After 15 years, and even as its fans say it is doing its best work, the end is in sight for the Hubble telescope, which has provided humankind with images of far-distant galaxies and vastly improved our understanding of deep space.

After 15 years, and even as its fans say it is doing its best work, the end is in sight for the Hubble telescope, which has provided humankind with images of far-distant galaxies and vastly improved our understanding of deep space.

According to reports in the United States this weekend, the White House and Nasa have agreed to stop all plans for a space mission to prolong the life of the telescope, which is in orbit, 380 miles above Earth.

The White House blames the escalating costs of maintenance - a mission to service the telescope would cost more than $1bn (£530m). Instead, Nasa is expected to focus its activities on George Bush's space priorities - the further exploration of the Moon and Mars. Hubble, meanwhile, will be allowed to gradually run down.

However, the issue is still under negotiation and Nasa and the White House have declined to comment officially, but if the decision is confirmed when the budget is agreed next month, it will be greeted with dismay by astronomers worldwide.

Peter Bond, spokesman for the Royal Astronomical Society: "Scientists will be disappointed by this. It is still producing some tremendous images. The general opinion is that we would like Hubble to continue operating as long as possible, despite the fact that advances in ground-based astronomy mean that we can sometimes gain as much information on Earth as we can from Hubble.''

He said Hubble had produced "breakthrough discoveries'' in all areas of astronomy. "It has enabled us to see fantastic images of both the changing seasons on Mars and of fledgling galaxies and stars that are less than a billion years after the Big Bang.

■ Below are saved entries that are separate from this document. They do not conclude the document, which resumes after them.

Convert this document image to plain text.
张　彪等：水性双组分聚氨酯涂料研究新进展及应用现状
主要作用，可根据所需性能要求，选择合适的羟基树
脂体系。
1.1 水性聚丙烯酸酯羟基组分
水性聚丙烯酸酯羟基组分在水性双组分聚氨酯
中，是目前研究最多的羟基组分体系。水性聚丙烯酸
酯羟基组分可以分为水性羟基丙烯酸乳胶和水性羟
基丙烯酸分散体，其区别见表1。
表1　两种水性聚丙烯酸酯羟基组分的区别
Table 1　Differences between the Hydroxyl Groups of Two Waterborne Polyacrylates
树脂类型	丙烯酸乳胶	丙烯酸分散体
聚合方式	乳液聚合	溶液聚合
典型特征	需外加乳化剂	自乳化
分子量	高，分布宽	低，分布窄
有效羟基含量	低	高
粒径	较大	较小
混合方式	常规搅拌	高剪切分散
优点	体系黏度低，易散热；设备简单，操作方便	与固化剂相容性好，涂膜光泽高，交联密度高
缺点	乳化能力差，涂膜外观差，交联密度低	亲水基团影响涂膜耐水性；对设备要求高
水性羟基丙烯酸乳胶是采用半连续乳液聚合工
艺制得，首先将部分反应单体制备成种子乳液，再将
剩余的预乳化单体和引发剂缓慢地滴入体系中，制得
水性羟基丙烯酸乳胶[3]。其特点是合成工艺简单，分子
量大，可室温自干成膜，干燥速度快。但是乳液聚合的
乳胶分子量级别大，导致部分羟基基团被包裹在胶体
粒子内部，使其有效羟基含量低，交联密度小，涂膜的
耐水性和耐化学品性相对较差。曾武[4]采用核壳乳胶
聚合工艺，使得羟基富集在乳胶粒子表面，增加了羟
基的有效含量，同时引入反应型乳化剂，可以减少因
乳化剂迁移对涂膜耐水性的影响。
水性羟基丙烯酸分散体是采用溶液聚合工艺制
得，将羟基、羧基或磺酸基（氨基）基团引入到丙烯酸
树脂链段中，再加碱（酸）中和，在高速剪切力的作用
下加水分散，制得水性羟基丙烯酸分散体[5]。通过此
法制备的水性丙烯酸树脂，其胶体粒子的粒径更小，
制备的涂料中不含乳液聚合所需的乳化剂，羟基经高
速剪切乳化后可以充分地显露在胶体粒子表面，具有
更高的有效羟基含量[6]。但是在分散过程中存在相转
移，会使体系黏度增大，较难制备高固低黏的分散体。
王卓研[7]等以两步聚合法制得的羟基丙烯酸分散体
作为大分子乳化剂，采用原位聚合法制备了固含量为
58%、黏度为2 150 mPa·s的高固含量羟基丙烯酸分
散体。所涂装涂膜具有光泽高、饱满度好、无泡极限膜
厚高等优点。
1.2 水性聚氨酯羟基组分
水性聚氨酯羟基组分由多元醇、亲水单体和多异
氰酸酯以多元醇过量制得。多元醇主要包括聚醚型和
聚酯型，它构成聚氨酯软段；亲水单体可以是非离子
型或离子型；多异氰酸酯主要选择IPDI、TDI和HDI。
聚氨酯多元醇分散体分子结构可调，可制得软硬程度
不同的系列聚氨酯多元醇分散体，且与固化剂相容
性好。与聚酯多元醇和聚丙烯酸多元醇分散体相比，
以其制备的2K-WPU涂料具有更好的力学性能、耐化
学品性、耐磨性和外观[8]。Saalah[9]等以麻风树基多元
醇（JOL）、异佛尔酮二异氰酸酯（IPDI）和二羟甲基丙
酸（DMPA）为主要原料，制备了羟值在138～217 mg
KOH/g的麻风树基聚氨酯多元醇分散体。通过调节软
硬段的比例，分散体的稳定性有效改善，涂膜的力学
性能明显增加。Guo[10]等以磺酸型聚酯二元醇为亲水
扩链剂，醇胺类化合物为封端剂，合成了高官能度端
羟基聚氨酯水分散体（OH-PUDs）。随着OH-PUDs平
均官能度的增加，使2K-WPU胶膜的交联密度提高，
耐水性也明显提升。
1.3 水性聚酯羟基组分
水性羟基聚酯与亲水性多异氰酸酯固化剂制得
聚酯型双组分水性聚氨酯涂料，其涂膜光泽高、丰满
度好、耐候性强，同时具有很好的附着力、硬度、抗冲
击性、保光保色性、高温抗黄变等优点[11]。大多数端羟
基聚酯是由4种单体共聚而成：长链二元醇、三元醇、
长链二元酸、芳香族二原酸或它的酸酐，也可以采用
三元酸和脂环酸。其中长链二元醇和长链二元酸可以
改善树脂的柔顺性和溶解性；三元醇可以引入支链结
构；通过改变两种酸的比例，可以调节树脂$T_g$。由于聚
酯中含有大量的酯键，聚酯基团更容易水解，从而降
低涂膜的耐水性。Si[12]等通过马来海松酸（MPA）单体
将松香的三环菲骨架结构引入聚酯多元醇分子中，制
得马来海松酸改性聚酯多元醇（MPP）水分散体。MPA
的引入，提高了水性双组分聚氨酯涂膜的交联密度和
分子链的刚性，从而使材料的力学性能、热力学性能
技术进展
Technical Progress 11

We can see the universe as a wonderful creation.''

The US Congress and the American Astronomical Society have also backed the idea of further repairs. Rodger Doxsey, head of the US Space Telescope Science Institute, which operates Hubble for Nasa, said last week: "We want to think twice about turning off a telescope that is in its prime.''

Servicing Hubble would extend its life to around 2013, well past the anticipated operational date of its replacement, the James Webb Space Telescope, in 2011. Mr Bond said, however, that the James Webb telescope would be an infra-red observatory, while Hubble photographs visible light.

Hubble requires three of its six gyroscopes to be working to keep it stable; two have already failed and others may follow if it is not repaired. However, its life is limited by its batteries; without servicing they are expected to run out sometime between 2007 and 2008. US scientists have been debating whether any service mission should be conducted by astronauts on the space shuttle or by specially designed robots. A robotic device may be built to guide it into the ocean when it finally falls to Earth.

The last planned service by astronauts, the fifth, was scrapped in the wake of the Columbia disaster in 2003.

Hubble, named after Edwin Hubble, who first put forward the theory of the expanding universe, was built in 1985 but not launched until 1990. Since then, Hubble has sent back more than 100,000 images, including pictures last year of ancient galaxies that astronomers believe emerged just 700 million years after the Big Bang, during what is known as the "dark ages of the universe".